We also had a good amount of security vulnerabilities that had to be addressed, from outdated libraries or frameworks to cross-site scripting to configuration issues to insufficient logging and monitoring to detect security threats.

Penetration Testing
While an external third-party company conducted the actual execution of the penetration tests, the team and I predominantly remediated the security vulnerabilities prioritised based on their criticality. Throughout this exercise, I learned about the following:

  • Cross-site scripting (XSS) enables attackers to inject malicious scripts into web pages. This taught me the importance of input validation, sanitisation, and escaping data in an HTML context.
  • Cross-site request forgery (CSRF) tricks users into performing actions on a web application in which they are authenticated. Referrer header checks and same-site cookies come in handy in this instance (of course, there are plenty more ways to prevent CSRF; please refer to the OWASP site for more details).
  • SQL injection allows attackers to manipulate SQL queries, leading to data manipulation or unauthorised access. While using stored procedures reduced the risk of injection, validating and sanitising user inputs to conform to the expected format was another important precaution.
  • Outdated libraries and frameworks: For components that relied heavily on obsolete libraries and frameworks, we either refactored or rewrote parts of the application to use modern alternatives.

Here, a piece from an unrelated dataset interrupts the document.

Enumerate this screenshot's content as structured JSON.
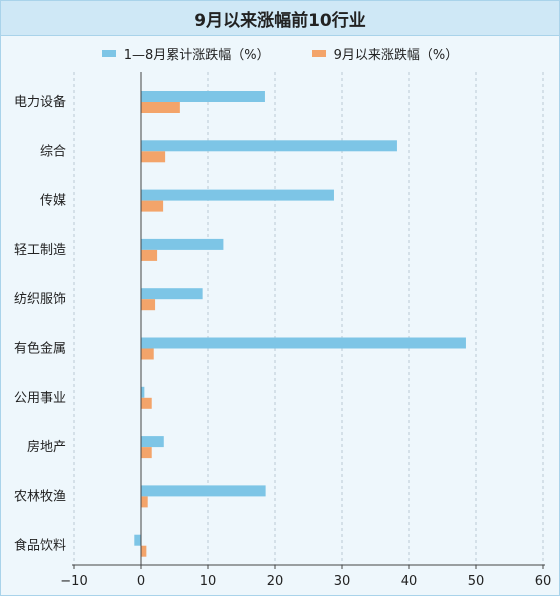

Due to dependencies and interconnections in legacy systems (remember the spaghetti ball?), regular penetration testing ensures that these interdependencies and new features do not introduce security risks and help maintain the system’s integrity amidst evolving threats.

Wrapping Up

Monolithic applications are complex and hard to maintain, but working with them has been a rewarding journey filled with valuable lessons. I learned techniques like reverse engineering, decompiling, and writing different types of tests, as well as the necessity of robust performance and security testing. These experiences have enhanced my technical skills and highlighted the significance of continuous improvement and modernisation. Embracing these challenges and opportunities has been instrumental in my growth as a leader, equipping me with the ability to tackle the complexities of both legacy and modern systems.